The probe p13E-11 identifies 2 polymorphic loci at 4q35 and 10q26. The Eco R1 fragment of 4q is composed of repetitive DNA sequences that are 3.3-kilobase (kb) Kpn I tandem repeats identified as D4Z4. In control subjects, the D4Z4 repeat consists of 11-100 KpnI units, each 3.3 kb, whereas in FSHD this is shortened; the shortened Eco RI fragment in FSHD is 1-10 units. Diagnostic difficulties arise as these fragments also may come from chromosome 10, as already described. 4-Type units are resistant to Bln I and 10-type units are resistant to Xap I. The combined use of EcoRI, BlnI, and XapI in pulsed-field gel electrophoresis–based DNA separation techniques allows detection of 4q fragments.

  • FSHD is caused by a contraction mutation of D4Z4 macrosatellite repeats in the subtelomeric region of the 4qA161 haplotype of chromosome 4 in 95% of patients.
  • Those without FSHD have approximately 11-100 D4Z4 units, whereas patients with FSHD have 1-10 D4Z4 units.[2]
  • At least 1 copy of D4Z4 is required to develop FSHD.
  • Mosaic males are mostly affected, where as mosaic females with an equal complement of affected cells are more often asymptomatic carriers.
  • A bi-allelic variation of chromosome 4qter is known, designated as 4qA and 4qB. FSHD alleles are exclusively of the 4qter type (4qA161).
  • Although the genetic lesion is well described in FSHD, the causal gene and the protein products are not known.
  • Additional testing may be needed in patients without D4Z4 contraction for a deletion encompassing the region.
  • Patients with FSHD and no contraction of D4Z4 repeats may show loss of DNA methylation and heterochromatin markers of D4Z4 repeat.
  • The most extensively studies candidate genes for FSHD on 4q35 are ANT1, PDLIM3, FRG1, TUBB4q, FRG2, and DUX4.

Disease mechanisms

The actual genetic defect in FSHD is unknown. Possible disease mechanisms include the following:

  • Position variegation effect on a proximal candidate gene or genes
  • Direct and indirect evidence points to epigenetic modifications in the DNA. A local deficit of a repressor complex due to the contraction of D4Z4 may cause inappropriate expression of genes. This may account for upregulation of FRG2, FRG1, and ANT1 in FSHD muscle.
  • The most common modification of mammalian DNA is cytosine methylation that is necessary for many regulatory processes. D4Z4 was found to be hypomethylated in FSHD.
  • Myoblasts from patients with FSHD also demonstrate increased susceptibility to oxidative stress.
  • Misexpression of FRG1 (FSHD region gene 1) may lead to the development of FSHD. Knockdown of FRG1 in Xenopus led to the decreased angiogenesis and reduced expression of DAB2 (angiogenic regulator).

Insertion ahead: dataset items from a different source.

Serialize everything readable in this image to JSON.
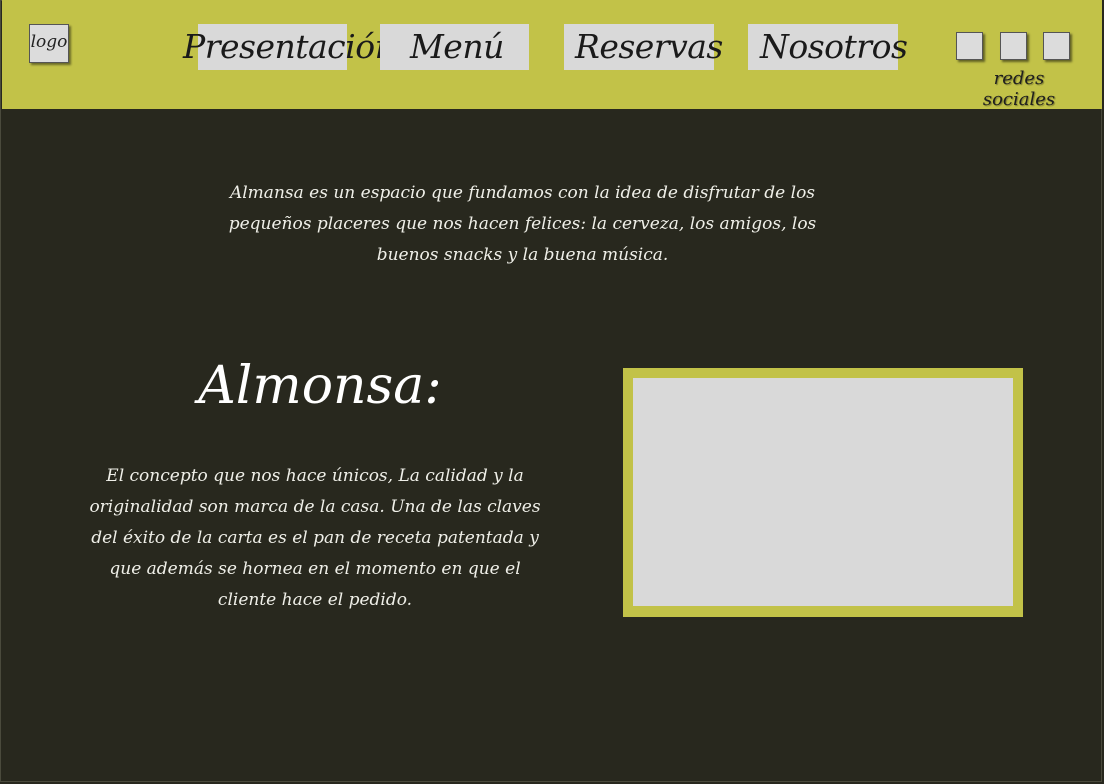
{
  "header": {
    "logo_text": "logo",
    "nav": [
      {
        "label": "Presentación"
      },
      {
        "label": "Menú"
      },
      {
        "label": "Reservas"
      },
      {
        "label": "Nosotros"
      }
    ],
    "social_label": "redes sociales"
  },
  "main": {
    "intro_text": "Almansa es un espacio que fundamos con la idea de disfrutar de los pequeños placeres que nos hacen felices: la cerveza, los amigos, los buenos snacks y la buena música.",
    "section_title": "Almonsa:",
    "concept_text": "El concepto que nos hace únicos, La calidad y la originalidad son marca de la casa. Una de las claves del éxito de la carta es el pan de receta patentada y que además se hornea en el momento en que el cliente hace el pedido."
  },
  "colors": {
    "accent": "#c2c248",
    "background": "#28281e",
    "placeholder": "#d9d9d9"
  }
}
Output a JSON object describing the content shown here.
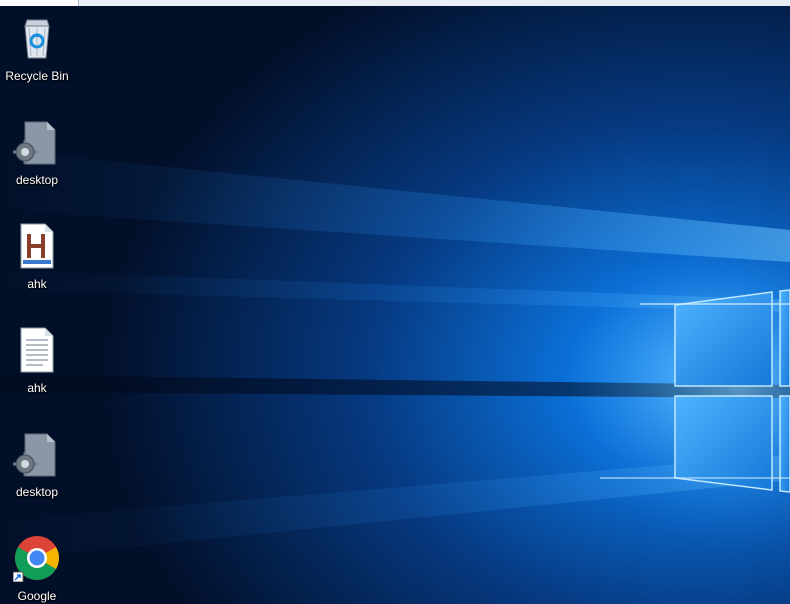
{
  "desktop": {
    "icons": [
      {
        "label": "Recycle Bin",
        "icon": "recycle-bin-icon"
      },
      {
        "label": "desktop",
        "icon": "settings-file-icon"
      },
      {
        "label": "ahk",
        "icon": "autohotkey-script-icon"
      },
      {
        "label": "ahk",
        "icon": "text-file-icon"
      },
      {
        "label": "desktop",
        "icon": "settings-file-icon"
      },
      {
        "label": "Google\nChrome",
        "icon": "chrome-icon"
      }
    ]
  },
  "colors": {
    "wallpaper_dark": "#031a3d",
    "wallpaper_light": "#1f8ef0",
    "label_text": "#ffffff"
  }
}
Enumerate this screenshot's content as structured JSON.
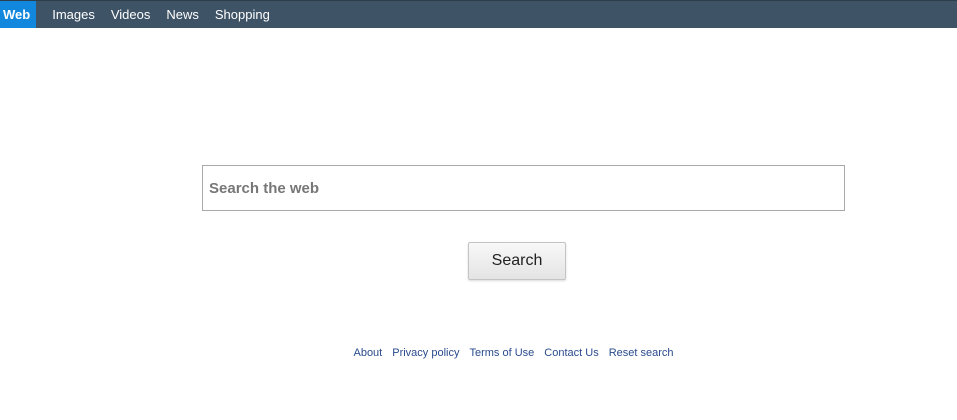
{
  "nav": {
    "tabs": [
      {
        "label": "Web",
        "active": true
      },
      {
        "label": "Images",
        "active": false
      },
      {
        "label": "Videos",
        "active": false
      },
      {
        "label": "News",
        "active": false
      },
      {
        "label": "Shopping",
        "active": false
      }
    ]
  },
  "search": {
    "placeholder": "Search the web",
    "value": "",
    "button_label": "Search"
  },
  "footer": {
    "links": [
      "About",
      "Privacy policy",
      "Terms of Use",
      "Contact Us",
      "Reset search"
    ]
  },
  "colors": {
    "topbar": "#3e5366",
    "active_tab": "#1188dd",
    "link": "#2a4b8d"
  }
}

Of patients with FSHD, 50-75% exhibit retinal vasculopathy and increased expression of vascular or endothelial-related FRG1 transcripts in the muscle. Thus FRG1 may be at least crucial for angiogenesis.
  • Deletion of D4Z4 macrosatellites results in aberrant gene expression. DUX4 transcript from the last D4Z4 (most telomeric) unit generates small si/miRNA-sized fragments; uncapped, polyadenylated 3-prime fragments encoding C-terminal portion of DUX4; capped and polyadenylated mRNAs containing the double-homeobox domain of DUX4, but splice-out the C-terminal polypeptide. C-terminal polypeptide produced by transfection studies inhibits myogenesis.[3]
  • DUX4 is a retrogene contained within D4Z4 repeats and is normally epigenetically silenced in somatic cells. D4Z4 contraction leads to loss of DNA methylation and heterochromatin markers in D4Z4 region, resulting in relaxation of chromatin structure and release DUX4 repression.[4]

Epidemiology

Frequency

United States

FSHD is the third most common muscular dystrophy. Estimated prevalence of FSHD is 1 case in 20,000 persons.[5]

Mortality/Morbidity

Most of the patients have normal life expectancy.

Sex

Frequency is higher in males; however, asymptomatic cases are more common in females.

Age

See the list below:

  • The usual presentation is between the first and third decades. Ninety-five percent of patients show clinical features before age 20 years. As many as one third of patients are asymptomatic.
  • Infantile onset has been described, but is rare.